Selain sosialiasi, personel Polsek Pulau Makian juga tekankan pesta ronggeng harus mengantongi izin dari pemerintah desa setempat.
Kapolsek Pulau Makian, IPDA Muhammad Baedawi menyatakan, kegiatan ini bertujuan untuk menjaga Keamanan dan Ketertiban Masyarakat (Kamtibmas) selalu kondusif di seluruh desa ada di Pulau Makian.
“Pesta ronggeng atau kegiatan hiburan malam itu wajib mengantongi izin resmi. Sosialisasi ini dilakukan sebagai langkah pencegahan potensi gangguan ketertiban umum di lingkungan masyarakat,”kata Baedawi saat dikonfirmasi awak media, Senin (19/1/2026).

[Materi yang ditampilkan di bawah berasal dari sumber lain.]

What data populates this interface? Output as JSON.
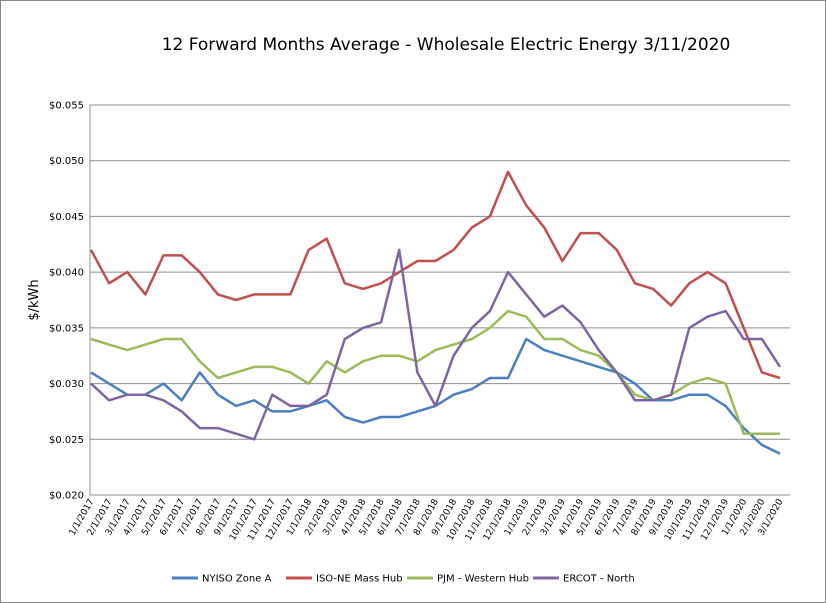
{
  "chart_data": {
    "type": "line",
    "title": "12 Forward Months Average - Wholesale Electric Energy 3/11/2020",
    "y_label": "$/kWh",
    "categories": [
      "1/1/2017",
      "2/1/2017",
      "3/1/2017",
      "4/1/2017",
      "5/1/2017",
      "6/1/2017",
      "7/1/2017",
      "8/1/2017",
      "9/1/2017",
      "10/1/2017",
      "11/1/2017",
      "12/1/2017",
      "1/1/2018",
      "2/1/2018",
      "3/1/2018",
      "4/1/2018",
      "5/1/2018",
      "6/1/2018",
      "7/1/2018",
      "8/1/2018",
      "9/1/2018",
      "10/1/2018",
      "11/1/2018",
      "12/1/2018",
      "1/1/2019",
      "2/1/2019",
      "3/1/2019",
      "4/1/2019",
      "5/1/2019",
      "6/1/2019",
      "7/1/2019",
      "8/1/2019",
      "9/1/2019",
      "10/1/2019",
      "11/1/2019",
      "12/1/2019",
      "1/1/2020",
      "2/1/2020",
      "3/1/2020"
    ],
    "series": [
      {
        "name": "NYISO Zone A",
        "color": "#4a7fc1",
        "values": [
          0.031,
          0.03,
          0.029,
          0.029,
          0.03,
          0.0285,
          0.031,
          0.029,
          0.028,
          0.0285,
          0.0275,
          0.0275,
          0.028,
          0.0285,
          0.027,
          0.0265,
          0.027,
          0.027,
          0.0275,
          0.028,
          0.029,
          0.0295,
          0.0305,
          0.0305,
          0.034,
          0.033,
          0.0325,
          0.032,
          0.0315,
          0.031,
          0.03,
          0.0285,
          0.0285,
          0.029,
          0.029,
          0.028,
          0.026,
          0.0245,
          0.0237
        ]
      },
      {
        "name": "ISO-NE Mass Hub",
        "color": "#c0504d",
        "values": [
          0.042,
          0.039,
          0.04,
          0.038,
          0.0415,
          0.0415,
          0.04,
          0.038,
          0.0375,
          0.038,
          0.038,
          0.038,
          0.042,
          0.043,
          0.039,
          0.0385,
          0.039,
          0.04,
          0.041,
          0.041,
          0.042,
          0.044,
          0.045,
          0.049,
          0.046,
          0.044,
          0.041,
          0.0435,
          0.0435,
          0.042,
          0.039,
          0.0385,
          0.037,
          0.039,
          0.04,
          0.039,
          0.035,
          0.031,
          0.0305
        ]
      },
      {
        "name": "PJM - Western Hub",
        "color": "#9bbb59",
        "values": [
          0.034,
          0.0335,
          0.033,
          0.0335,
          0.034,
          0.034,
          0.032,
          0.0305,
          0.031,
          0.0315,
          0.0315,
          0.031,
          0.03,
          0.032,
          0.031,
          0.032,
          0.0325,
          0.0325,
          0.032,
          0.033,
          0.0335,
          0.034,
          0.035,
          0.0365,
          0.036,
          0.034,
          0.034,
          0.033,
          0.0325,
          0.031,
          0.029,
          0.0285,
          0.029,
          0.03,
          0.0305,
          0.03,
          0.0255,
          0.0255,
          0.0255
        ]
      },
      {
        "name": "ERCOT - North",
        "color": "#8064a2",
        "values": [
          0.03,
          0.0285,
          0.029,
          0.029,
          0.0285,
          0.0275,
          0.026,
          0.026,
          0.0255,
          0.025,
          0.029,
          0.028,
          0.028,
          0.029,
          0.034,
          0.035,
          0.0355,
          0.042,
          0.031,
          0.028,
          0.0325,
          0.035,
          0.0365,
          0.04,
          0.038,
          0.036,
          0.037,
          0.0355,
          0.033,
          0.031,
          0.0285,
          0.0285,
          0.029,
          0.035,
          0.036,
          0.0365,
          0.034,
          0.034,
          0.0315
        ]
      }
    ],
    "ylim": [
      0.02,
      0.055
    ],
    "yticks": [
      {
        "value": 0.02,
        "label": "$0.020"
      },
      {
        "value": 0.025,
        "label": "$0.025"
      },
      {
        "value": 0.03,
        "label": "$0.030"
      },
      {
        "value": 0.035,
        "label": "$0.035"
      },
      {
        "value": 0.04,
        "label": "$0.040"
      },
      {
        "value": 0.045,
        "label": "$0.045"
      },
      {
        "value": 0.05,
        "label": "$0.050"
      },
      {
        "value": 0.055,
        "label": "$0.055"
      }
    ],
    "grid": true,
    "legend": "bottom"
  }
}
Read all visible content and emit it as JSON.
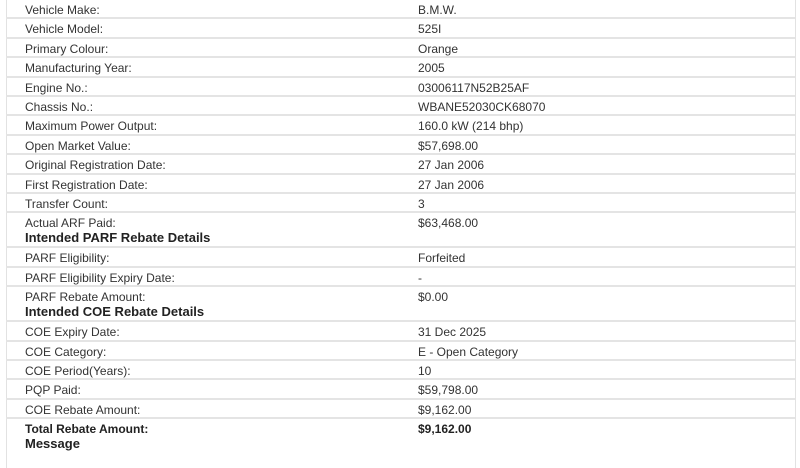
{
  "vehicle_details": [
    {
      "label": "Vehicle Make:",
      "value": "B.M.W."
    },
    {
      "label": "Vehicle Model:",
      "value": "525I"
    },
    {
      "label": "Primary Colour:",
      "value": "Orange"
    },
    {
      "label": "Manufacturing Year:",
      "value": "2005"
    },
    {
      "label": "Engine No.:",
      "value": "03006117N52B25AF"
    },
    {
      "label": "Chassis No.:",
      "value": "WBANE52030CK68070"
    },
    {
      "label": "Maximum Power Output:",
      "value": "160.0 kW  (214 bhp)"
    },
    {
      "label": "Open Market Value:",
      "value": "$57,698.00"
    },
    {
      "label": "Original Registration Date:",
      "value": "27 Jan 2006"
    },
    {
      "label": "First Registration Date:",
      "value": "27 Jan 2006"
    },
    {
      "label": "Transfer Count:",
      "value": "3"
    },
    {
      "label": "Actual ARF Paid:",
      "value": "$63,468.00"
    }
  ],
  "parf_heading": "Intended PARF Rebate Details",
  "parf_details": [
    {
      "label": "PARF Eligibility:",
      "value": "Forfeited"
    },
    {
      "label": "PARF Eligibility Expiry Date:",
      "value": "-"
    },
    {
      "label": "PARF Rebate Amount:",
      "value": "$0.00"
    }
  ],
  "coe_heading": "Intended COE Rebate Details",
  "coe_details": [
    {
      "label": "COE Expiry Date:",
      "value": "31 Dec 2025"
    },
    {
      "label": "COE Category:",
      "value": "E - Open Category"
    },
    {
      "label": "COE Period(Years):",
      "value": "10"
    },
    {
      "label": "PQP Paid:",
      "value": "$59,798.00"
    },
    {
      "label": "COE Rebate Amount:",
      "value": "$9,162.00"
    },
    {
      "label": "Total Rebate Amount:",
      "value": "$9,162.00"
    }
  ],
  "message_heading": "Message"
}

Ia juga menegaskan, acara malam atau pesta ronggeng telah dibatasi waktu dan itu harus dipatuhi oleh tuan rumah atau pemilik acara.
“Pesta hanya diperbolehkan berlangsung sampai pukul 00.00 atau jam 12 malam. Jika melewati batas waktu itu, resikonya ditanggung oleh pihak penyelenggara,”tegas Kapolsek.

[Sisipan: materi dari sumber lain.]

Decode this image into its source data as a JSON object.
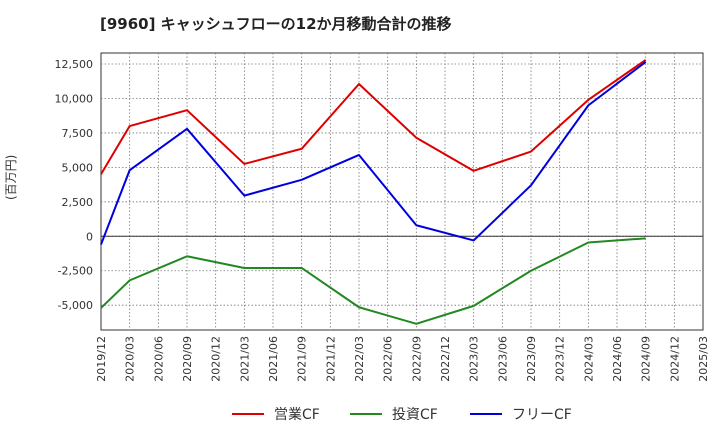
{
  "chart_data": {
    "type": "line",
    "title": "[9960]  キャッシュフローの12か月移動合計の推移",
    "ylabel": "(百万円)",
    "xlabel": "",
    "ylim": [
      -6800,
      13300
    ],
    "yticks": [
      12500,
      10000,
      7500,
      5000,
      2500,
      0,
      -2500,
      -5000
    ],
    "ytick_labels": [
      "12,500",
      "10,000",
      "7,500",
      "5,000",
      "2,500",
      "0",
      "-2,500",
      "-5,000"
    ],
    "categories": [
      "2019/12",
      "2020/03",
      "2020/06",
      "2020/09",
      "2020/12",
      "2021/03",
      "2021/06",
      "2021/09",
      "2021/12",
      "2022/03",
      "2022/06",
      "2022/09",
      "2022/12",
      "2023/03",
      "2023/06",
      "2023/09",
      "2023/12",
      "2024/03",
      "2024/06",
      "2024/09",
      "2024/12",
      "2025/03"
    ],
    "grid": true,
    "legend_position": "bottom",
    "series": [
      {
        "name": "営業CF",
        "color": "#dd0000",
        "values": [
          4500,
          8000,
          null,
          9150,
          null,
          5250,
          null,
          6350,
          null,
          11050,
          null,
          7150,
          null,
          4750,
          null,
          6150,
          null,
          9900,
          null,
          12800,
          null,
          null
        ]
      },
      {
        "name": "投資CF",
        "color": "#228822",
        "values": [
          -5200,
          -3200,
          null,
          -1450,
          null,
          -2300,
          null,
          -2300,
          null,
          -5150,
          null,
          -6350,
          null,
          -5050,
          null,
          -2500,
          null,
          -450,
          null,
          -150,
          null,
          null
        ]
      },
      {
        "name": "フリーCF",
        "color": "#0000dd",
        "values": [
          -600,
          4800,
          null,
          7800,
          null,
          2950,
          null,
          4100,
          null,
          5900,
          null,
          800,
          null,
          -300,
          null,
          3700,
          null,
          9500,
          null,
          12650,
          null,
          null
        ]
      }
    ]
  }
}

Kapolsek menuturkan, pesta yang diselenggarakan tanpa izin dapat dikenakan sanksi berupa denda hingga Rp10 juta. Sanksi tersebut merujuk pada Pasal 274 ayat (1) dan Pasal 274 ayat (2) KUHP yang mengatur larangan penyelenggaraan pesta atau keramaian tanpa izin serta ancaman hukuman apabila menimbulkan gangguan kepentingan umum.

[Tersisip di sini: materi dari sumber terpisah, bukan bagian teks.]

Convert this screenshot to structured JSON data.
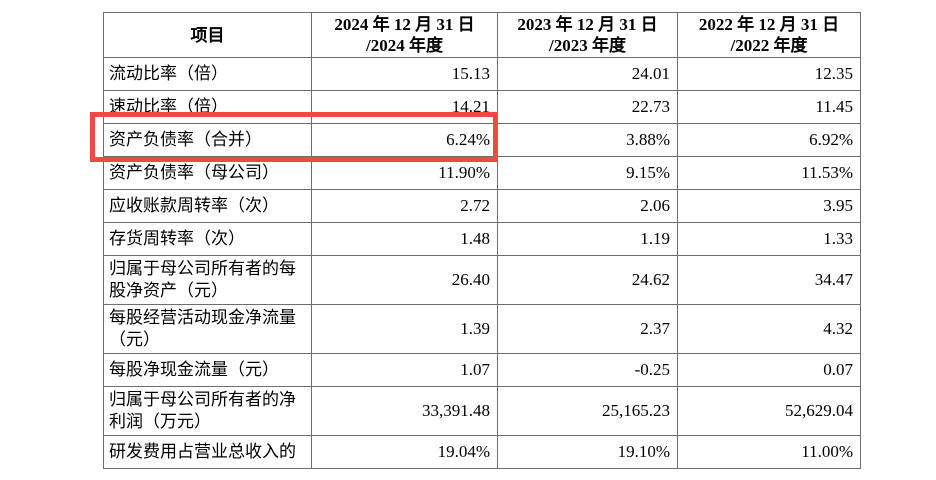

“Patroli dan sosialisasi ini turut didampingi pemerintah desa dan tokoh masyarakat setempat. Mereka berharap aturan tersebut dapat dipatuhi oleh warga demi menjaga ketentraman dan kenyamanan lingkungan,”tuturnya.
Bahkan ia menyampaikan, kegiatan sosialisasi ini akan dilaksanakan di semua desa dalam wilayah Pulau Makian guna memastikan seluruh masyarakat memahami aturan perizinan serta ikut menjaga situasi kamtibmas tetap kondusif.